His GRI supervisor agreed with two out of the four requests, Jim says, but Ford terminated the contract early -- in October. Jim turned down "a menial clerk" job in shipping and receiving at GRI. Having lined up another position, he left.
He was on the new job for only two weeks. The company performed design changes for Ford, but its workers were supervised by on-site Ford personnel. Jim thinks that's how Ford found out he was there.
Jim claims he was tipped off by a secretary that Ford told company managers he was a bad employee and then threatened to pull their contract unless he was dismissed.
The next day he was told there was not enough work and he was let go. Then the company hired a friend of his in the same job and at the same rate of pay.
He next got a part-time job, outside of the auto industry, and hired a lawyer who took his case. That investigation went nowhere. Jim says Ford and GRI wouldn't cooperate with his lawyer.
In January 1993, Jim started job hunting. From the first of the year through August, he went on 43 interviews, mostly with automotive companies, but never was offered a job.
He's convinced he knows why: "I was being blackballed," he says. "They (Ford) would give me bad references." Although he technically had worked for GRI, all of his job experience was at Ford.
Meanwhile, a family friend talked to a top Ford executive and in September 1993 Jim started as a supplemental employee in Kansas City, MO., with the CDW27 launch team that was readying the plant there for the Ford Contour and Mercury Mystique.
It was a year-long contract that ended 10 months ago. When it ended Jim was offered a spot in another Dearborn-based program as a supplemental employee. He started in January and was terminated in February.
Jim thinks he got caught in Ford 2000, the automaker's effort to flatten its global operations into one contiguous system. But through networking he secured a promise of a "home" within yet another Ford department.
His paperwork was done, his location and department number was transferred and he was given a starting date. But his old alleged nemesis -- the planning people -- under Ford 2000 were in his would-be department.

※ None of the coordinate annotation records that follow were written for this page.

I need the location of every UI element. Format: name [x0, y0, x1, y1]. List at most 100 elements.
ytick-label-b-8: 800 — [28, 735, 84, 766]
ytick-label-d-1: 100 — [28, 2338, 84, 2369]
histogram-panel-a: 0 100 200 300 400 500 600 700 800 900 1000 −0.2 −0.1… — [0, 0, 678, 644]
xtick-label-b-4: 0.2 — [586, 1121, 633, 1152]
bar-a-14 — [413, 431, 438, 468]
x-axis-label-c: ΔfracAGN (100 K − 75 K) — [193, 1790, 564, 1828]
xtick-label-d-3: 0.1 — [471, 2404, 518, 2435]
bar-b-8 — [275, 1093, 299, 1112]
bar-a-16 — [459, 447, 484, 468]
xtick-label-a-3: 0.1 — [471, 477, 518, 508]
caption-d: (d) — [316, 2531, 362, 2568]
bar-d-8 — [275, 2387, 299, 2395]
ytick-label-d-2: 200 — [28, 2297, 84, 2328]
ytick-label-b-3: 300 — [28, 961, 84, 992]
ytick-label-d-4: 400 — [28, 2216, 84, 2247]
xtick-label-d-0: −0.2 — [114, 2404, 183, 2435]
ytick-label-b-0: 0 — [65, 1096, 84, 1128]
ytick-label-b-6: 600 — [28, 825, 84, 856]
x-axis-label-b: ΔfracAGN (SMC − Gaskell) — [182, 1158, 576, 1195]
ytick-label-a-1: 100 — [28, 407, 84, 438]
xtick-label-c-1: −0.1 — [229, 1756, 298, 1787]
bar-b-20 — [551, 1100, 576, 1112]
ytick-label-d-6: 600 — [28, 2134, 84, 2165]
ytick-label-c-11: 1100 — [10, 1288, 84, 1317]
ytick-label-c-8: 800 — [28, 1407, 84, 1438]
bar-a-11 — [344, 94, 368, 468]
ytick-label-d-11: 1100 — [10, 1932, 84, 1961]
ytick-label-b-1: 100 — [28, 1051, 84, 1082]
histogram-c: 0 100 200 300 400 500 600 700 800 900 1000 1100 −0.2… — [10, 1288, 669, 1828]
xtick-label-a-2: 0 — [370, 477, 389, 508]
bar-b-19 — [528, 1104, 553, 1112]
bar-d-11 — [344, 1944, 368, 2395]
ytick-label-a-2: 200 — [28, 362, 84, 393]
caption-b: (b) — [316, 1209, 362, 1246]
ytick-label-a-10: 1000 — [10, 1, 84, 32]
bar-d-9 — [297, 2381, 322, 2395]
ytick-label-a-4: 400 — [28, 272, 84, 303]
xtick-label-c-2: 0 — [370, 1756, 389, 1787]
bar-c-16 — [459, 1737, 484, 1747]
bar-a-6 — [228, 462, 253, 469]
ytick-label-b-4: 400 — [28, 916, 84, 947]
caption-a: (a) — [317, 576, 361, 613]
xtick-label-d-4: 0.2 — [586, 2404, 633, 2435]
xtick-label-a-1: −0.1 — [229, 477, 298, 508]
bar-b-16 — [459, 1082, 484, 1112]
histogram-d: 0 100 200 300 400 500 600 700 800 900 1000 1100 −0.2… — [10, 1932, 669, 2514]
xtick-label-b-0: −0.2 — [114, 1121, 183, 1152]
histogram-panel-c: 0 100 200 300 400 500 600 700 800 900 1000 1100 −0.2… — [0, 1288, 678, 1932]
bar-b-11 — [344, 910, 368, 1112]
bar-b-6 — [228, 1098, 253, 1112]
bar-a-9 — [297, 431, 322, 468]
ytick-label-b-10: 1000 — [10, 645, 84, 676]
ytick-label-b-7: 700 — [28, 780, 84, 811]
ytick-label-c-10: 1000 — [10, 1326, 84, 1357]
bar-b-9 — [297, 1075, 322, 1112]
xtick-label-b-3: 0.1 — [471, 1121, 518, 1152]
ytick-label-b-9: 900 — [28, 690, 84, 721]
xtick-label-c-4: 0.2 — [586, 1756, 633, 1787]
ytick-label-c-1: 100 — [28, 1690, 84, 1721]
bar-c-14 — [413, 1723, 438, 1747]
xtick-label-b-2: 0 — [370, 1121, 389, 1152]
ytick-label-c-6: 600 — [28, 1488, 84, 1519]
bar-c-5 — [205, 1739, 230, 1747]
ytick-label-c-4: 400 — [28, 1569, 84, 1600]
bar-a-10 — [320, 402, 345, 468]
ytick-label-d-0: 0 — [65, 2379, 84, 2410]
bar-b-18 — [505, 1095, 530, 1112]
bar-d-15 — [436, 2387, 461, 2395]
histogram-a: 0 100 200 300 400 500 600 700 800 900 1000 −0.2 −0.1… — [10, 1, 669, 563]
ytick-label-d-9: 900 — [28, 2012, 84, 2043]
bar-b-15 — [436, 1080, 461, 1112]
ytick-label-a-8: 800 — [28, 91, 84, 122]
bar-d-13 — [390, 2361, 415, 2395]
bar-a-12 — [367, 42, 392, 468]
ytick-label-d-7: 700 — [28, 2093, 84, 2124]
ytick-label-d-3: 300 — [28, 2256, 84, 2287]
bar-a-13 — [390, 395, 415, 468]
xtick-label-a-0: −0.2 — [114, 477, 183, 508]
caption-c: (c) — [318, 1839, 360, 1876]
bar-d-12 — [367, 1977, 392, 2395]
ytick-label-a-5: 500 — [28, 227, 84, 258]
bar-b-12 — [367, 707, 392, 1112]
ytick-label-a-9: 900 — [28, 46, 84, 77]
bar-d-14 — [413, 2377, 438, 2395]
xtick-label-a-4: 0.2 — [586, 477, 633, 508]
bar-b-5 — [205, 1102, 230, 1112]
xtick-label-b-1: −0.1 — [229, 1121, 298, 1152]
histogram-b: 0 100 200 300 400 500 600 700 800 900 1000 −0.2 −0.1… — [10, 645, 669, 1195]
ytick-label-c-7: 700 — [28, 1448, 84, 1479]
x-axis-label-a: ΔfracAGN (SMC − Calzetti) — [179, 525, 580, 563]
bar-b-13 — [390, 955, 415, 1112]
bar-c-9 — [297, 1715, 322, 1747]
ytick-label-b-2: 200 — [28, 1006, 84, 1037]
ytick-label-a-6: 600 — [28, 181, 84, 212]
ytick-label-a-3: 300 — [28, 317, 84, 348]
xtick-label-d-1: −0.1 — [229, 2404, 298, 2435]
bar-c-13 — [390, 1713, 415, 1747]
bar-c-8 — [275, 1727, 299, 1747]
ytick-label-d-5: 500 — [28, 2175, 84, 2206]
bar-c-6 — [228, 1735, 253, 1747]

His supervisor called him in before his start date. "He said that he talked to some employees and was told that I had bad work (habits), took long lunches and was constantly late," Jim says. He denied all of these charges and told the supervisor about the harassment. "He shut me up and said, 'I don't want to argue about it. I just wanted to tell you why we're not hiring you.'"
That was that. "Now, I'm out on the street and doing more interviews," he says, adding that he just wants to work in the "family business." His father was an engineer at GM for 28 years.
Never mind flexible workforces, market demand, Wall Street, or unions. Jim's a nice guy who got crunched. He's the kind of fella who uses the break from his $5 per hour job as messenger to continue a series of interviews. He walks into a reporter's office and insists the scribe share his lunch-- a turkey sandwich, spicy French fries and the extra pickle he brought along. Jim deserves better.